In general, there are two kinds of XML parsers; the SAX parsers and the DOM parsers. A SAX parser reads the XML document as a stream and hands you bits and pieces of information about the document as it encounters them. A DOM parser reads the entire document into memory and builds a tree structure that you may query. Although conceptually a DOM parser seems more convenient, in practice the SAX parser is much easier to work with. If you are proficient in XQuery you might want to use DOM anyway. Cocoa provides a DOM parser class named NSXMLDocument. Honestly, I could not get NSXMLDocument to work in 30 minutes and therefore I say it is not easy to use. Lucky for us (poor mortals) Cocoa also provides a SAX parser class named NSXMLParser. Let's see how to use it.

The NSXMLParser class is a piece of machinery that parses XML. This machine generates events when you feed it an XML document. The events are rather simple like "I've encountered an XML element" and "I'm done with this element". The parser generates these events in its delegate. What is a delegate? (I always forget). It's a class that you have to write, and it should implement a certain protocol to be able to work with the machinery. What's cool about this is the fact that you can have your custom class implement the NSXMLParserDelegate protocol and then you can make NSXMLParser load XML data into your custom class.

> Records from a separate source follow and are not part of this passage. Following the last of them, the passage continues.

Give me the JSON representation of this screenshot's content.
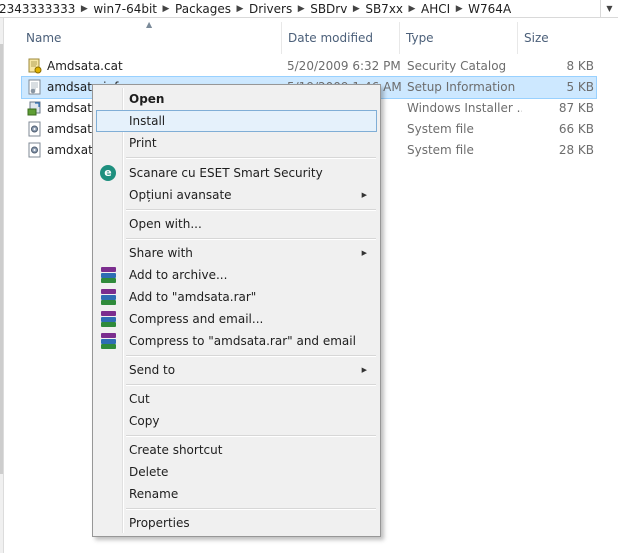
{
  "address_bar": {
    "crumbs": [
      "2343333333",
      "win7-64bit",
      "Packages",
      "Drivers",
      "SBDrv",
      "SB7xx",
      "AHCI",
      "W764A"
    ]
  },
  "columns": {
    "name": "Name",
    "date": "Date modified",
    "type": "Type",
    "size": "Size"
  },
  "files": [
    {
      "name": "Amdsata.cat",
      "date": "5/20/2009 6:32 PM",
      "type": "Security Catalog",
      "size": "8 KB",
      "icon": "catalog-icon"
    },
    {
      "name": "amdsata.inf",
      "date": "5/19/2009 1:46 AM",
      "type": "Setup Information",
      "size": "5 KB",
      "icon": "setup-info-icon",
      "selected": true
    },
    {
      "name": "amdsata",
      "date": "",
      "type": "Windows Installer ...",
      "size": "87 KB",
      "icon": "installer-icon"
    },
    {
      "name": "amdsata",
      "date": "",
      "type": "System file",
      "size": "66 KB",
      "icon": "system-file-icon"
    },
    {
      "name": "amdxata",
      "date": "",
      "type": "System file",
      "size": "28 KB",
      "icon": "system-file-icon"
    }
  ],
  "context_menu": {
    "open": "Open",
    "install": "Install",
    "print": "Print",
    "eset_scan": "Scanare cu ESET Smart Security",
    "advanced": "Opțiuni avansate",
    "open_with": "Open with...",
    "share_with": "Share with",
    "add_archive": "Add to archive...",
    "add_rar": "Add to \"amdsata.rar\"",
    "compress_email": "Compress and email...",
    "compress_rar_email": "Compress to \"amdsata.rar\" and email",
    "send_to": "Send to",
    "cut": "Cut",
    "copy": "Copy",
    "create_shortcut": "Create shortcut",
    "delete": "Delete",
    "rename": "Rename",
    "properties": "Properties"
  },
  "colors": {
    "selection": "#cde8ff",
    "menu_hover": "#e5f1fb",
    "eset": "#1e8f7e"
  }
}
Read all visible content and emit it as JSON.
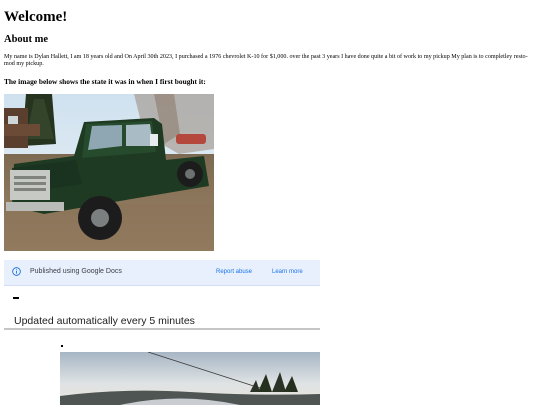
{
  "header": {
    "title": "Welcome!"
  },
  "about": {
    "heading": "About me",
    "bio": "My name is Dylan Hallett, I am 18 years old and On April 30th 2023, I purchased a 1976 chevrolet K-10 for $1,000. over the past 3 years I have done quite a bit of work to my pickup My plan is to completley resto-mod my pickup.",
    "photo_caption": "The image below shows the state it was in when I first bought it:"
  },
  "google_bar": {
    "published_label": "Published using Google Docs",
    "report_abuse": "Report abuse",
    "learn_more": "Learn more",
    "icon": "info-icon",
    "accent": "#1a73e8",
    "background": "#e8f0fe"
  },
  "footer": {
    "updated_label": "Updated automatically every 5 minutes"
  }
}
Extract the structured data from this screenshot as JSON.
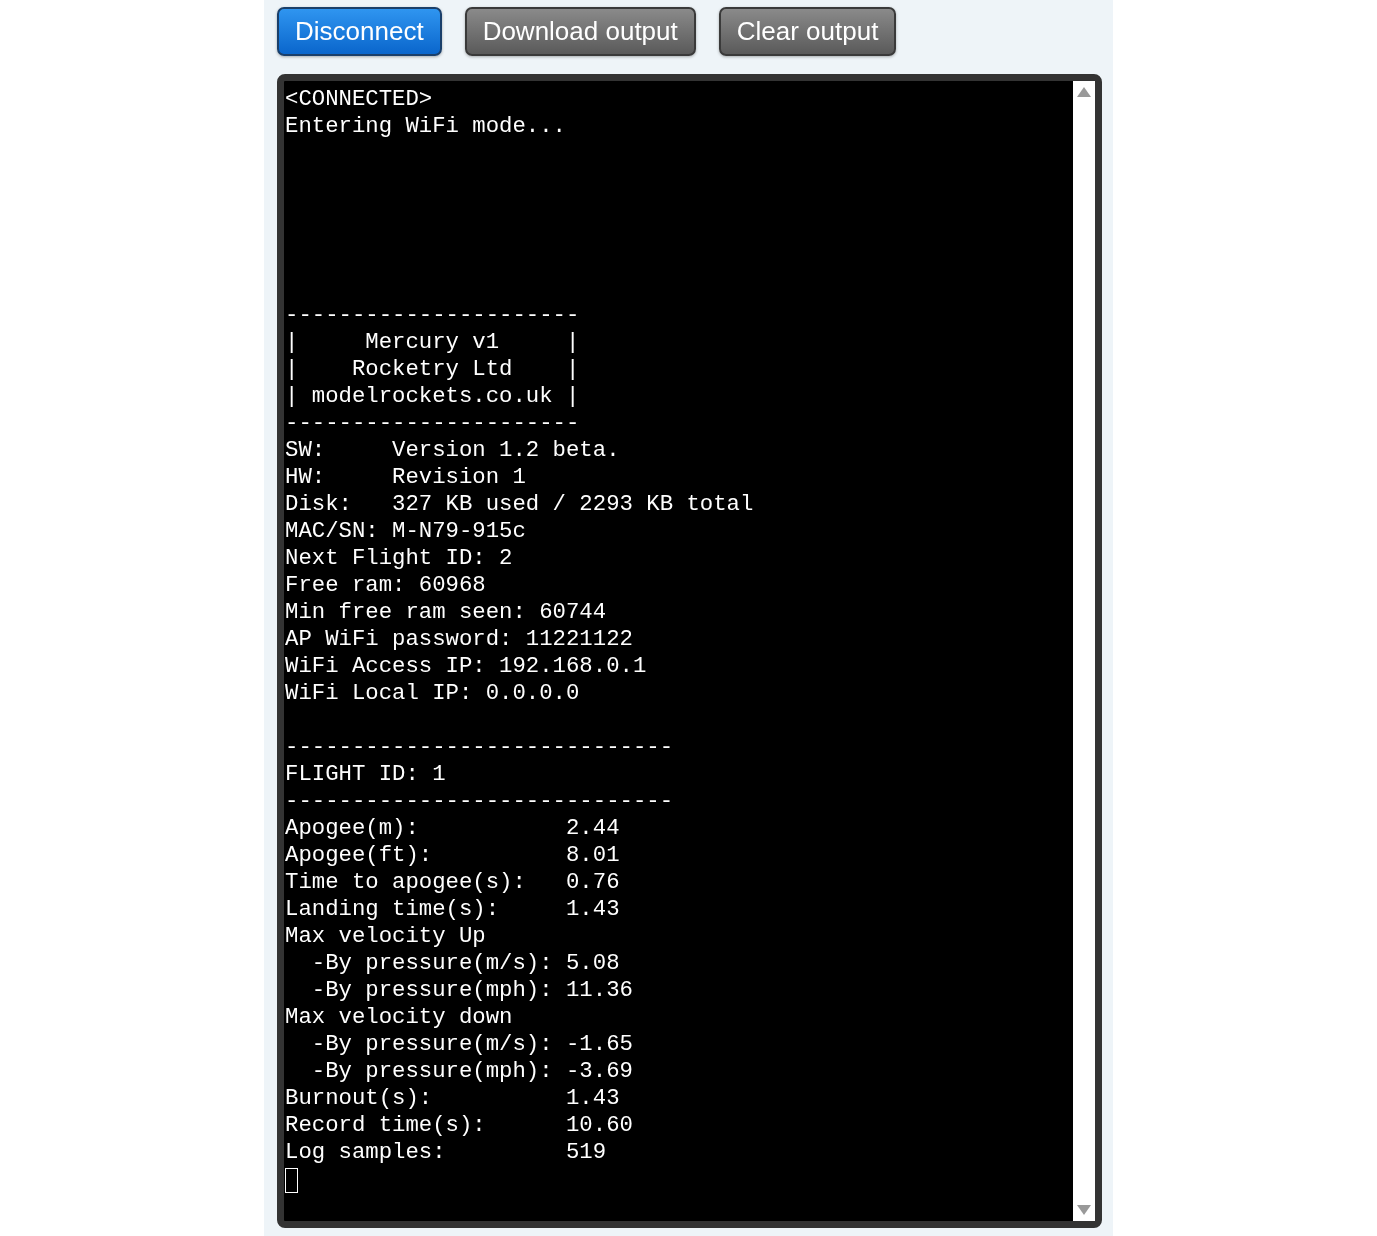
{
  "buttons": [
    {
      "label": "Disconnect",
      "kind": "primary"
    },
    {
      "label": "Download output",
      "kind": "secondary"
    },
    {
      "label": "Clear output",
      "kind": "secondary"
    }
  ],
  "terminal": {
    "lines": [
      {
        "kind": "text",
        "text": "<CONNECTED>"
      },
      {
        "kind": "text",
        "text": "Entering WiFi mode..."
      },
      {
        "kind": "blank"
      },
      {
        "kind": "blank"
      },
      {
        "kind": "blank"
      },
      {
        "kind": "blank"
      },
      {
        "kind": "blank"
      },
      {
        "kind": "blank"
      },
      {
        "kind": "text",
        "text": "----------------------"
      },
      {
        "kind": "text",
        "text": "|     Mercury v1     |"
      },
      {
        "kind": "text",
        "text": "|    Rocketry Ltd    |"
      },
      {
        "kind": "text",
        "text": "| modelrockets.co.uk |"
      },
      {
        "kind": "text",
        "text": "----------------------"
      },
      {
        "kind": "text",
        "text": "SW:     Version 1.2 beta."
      },
      {
        "kind": "text",
        "text": "HW:     Revision 1"
      },
      {
        "kind": "text",
        "text": "Disk:   327 KB used / 2293 KB total"
      },
      {
        "kind": "text",
        "text": "MAC/SN: M-N79-915c"
      },
      {
        "kind": "text",
        "text": "Next Flight ID: 2"
      },
      {
        "kind": "text",
        "text": "Free ram: 60968"
      },
      {
        "kind": "text",
        "text": "Min free ram seen: 60744"
      },
      {
        "kind": "text",
        "text": "AP WiFi password: 11221122"
      },
      {
        "kind": "text",
        "text": "WiFi Access IP: 192.168.0.1"
      },
      {
        "kind": "text",
        "text": "WiFi Local IP: 0.0.0.0"
      },
      {
        "kind": "blank"
      },
      {
        "kind": "text",
        "text": "-----------------------------"
      },
      {
        "kind": "text",
        "text": "FLIGHT ID: 1"
      },
      {
        "kind": "text",
        "text": "-----------------------------"
      },
      {
        "kind": "text",
        "text": "Apogee(m):           2.44"
      },
      {
        "kind": "text",
        "text": "Apogee(ft):          8.01"
      },
      {
        "kind": "text",
        "text": "Time to apogee(s):   0.76"
      },
      {
        "kind": "text",
        "text": "Landing time(s):     1.43"
      },
      {
        "kind": "text",
        "text": "Max velocity Up"
      },
      {
        "kind": "text",
        "text": "  -By pressure(m/s): 5.08"
      },
      {
        "kind": "text",
        "text": "  -By pressure(mph): 11.36"
      },
      {
        "kind": "text",
        "text": "Max velocity down"
      },
      {
        "kind": "text",
        "text": "  -By pressure(m/s): -1.65"
      },
      {
        "kind": "text",
        "text": "  -By pressure(mph): -3.69"
      },
      {
        "kind": "text",
        "text": "Burnout(s):          1.43"
      },
      {
        "kind": "text",
        "text": "Record time(s):      10.60"
      },
      {
        "kind": "text",
        "text": "Log samples:         519"
      },
      {
        "kind": "cursor"
      }
    ]
  }
}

Rather than giving the same old cheesy address book and/or music albums example, I'm going to give this generic bit of code that will make you realize what happens when NSXMLParser processes a document.
@interface MyData : NSObject <NSXMLParserDelegate> {
 // add any data members that you need here
}

-(BOOL)parseDocumentWithURL:(NSURL *)url;

@end

@implementation MyData

-(BOOL)parseDocumentWithURL:(NSURL *)url {
    if (url == nil)
        return NO;
   
    // this is the parsing machine
    NSXMLParser *xmlparser = [[NSXMLParser alloc] initWithContentsOfURL:url];
   
    // this class will handle the events
    [xmlparser setDelegate:self];
    [xmlparser setShouldResolveExternalEntities:NO];

    // now parse the document
    BOOL ok = [xmlparser parse];
    if (ok == NO)
        NSLog(@"error");
    else
        NSLog(@"OK");
   
    [xmlparser release];
    return ok;
}

-(void)parserDidStartDocument:(NSXMLParser *)parser {
    NSLog(@"didStartDocument");
}

-(void)parserDidEndDocument:(NSXMLParser *)parser {
    NSLog(@"didEndDocument");
}

-(void)parser:(NSXMLParser *)parser didStartElement:(NSString *)elementName namespaceURI:(NSString *)namespaceURI qualifiedName:(NSString *)qName attributes:(NSDictionary *)attributeDict {
    NSLog(@"didStartElement: %@", elementName);
   
    if (namespaceURI != nil)
        NSLog(@"namespace: %@", namespaceURI);
   
    if (qName != nil)
        NSLog(@"qualifiedName: %@", qName);
   
    // print all attributes for this element
    NSEnumerator *attribs = [attributeDict keyEnumerator];
    NSString *key, *value;
   
    while((key = [attribs nextObject]) != nil) {
        value = [attributeDict objectForKey:key];
        NSLog(@"  attribute: %@ = %@", key, value);
    }

    // add code here to load any data members
    // that your custom class might have

}

-(void)parser:(NSXMLParser *)parser didEndElement:(NSString *)elementName namespaceURI:(NSString *)namespaceURI qualifiedName:(NSString *)qName {
    NSLog(@"didEndElement: %@", elementName);
}

// error handling
-(void)parser:(NSXMLParser *)parser parseErrorOccurred:(NSError *)parseError {
    NSLog(@"XMLParser error: %@", [parseError localizedDescription]);
}

-(void)parser:(NSXMLParser *)parser validationErrorOccurred:(NSError *)validationError {
    NSLog(@"XMLParser error: %@", [validationError localizedDescription]);
}

@end
Run this code on an XML document and see the light! What it does, is just print the events as they occur. You can use this code as a starting point for building your custom XML loader. As always, it is a good idea to start out simple and build it from there.
In general, you can get away with just using didStartElement. The namespace and qualifiedName are typically nil if the document does not specify "xmlns:" namespaces. If you get parser errors, it is probably because there are non-ASCII characters in the document. By default, XML uses plain ASCII, and it is picky about document errors.

By the way, Apple's programming guide on NSXMLParser is good, albeit a bit lengthy. Personally, I don't like XML at all but its use is so widespread that you will run into it sooner or later. I like JSON much better, or even a raw binary format. A raw binary data file typically loads in a split second, while parsing XML takes considerable time when the document is large.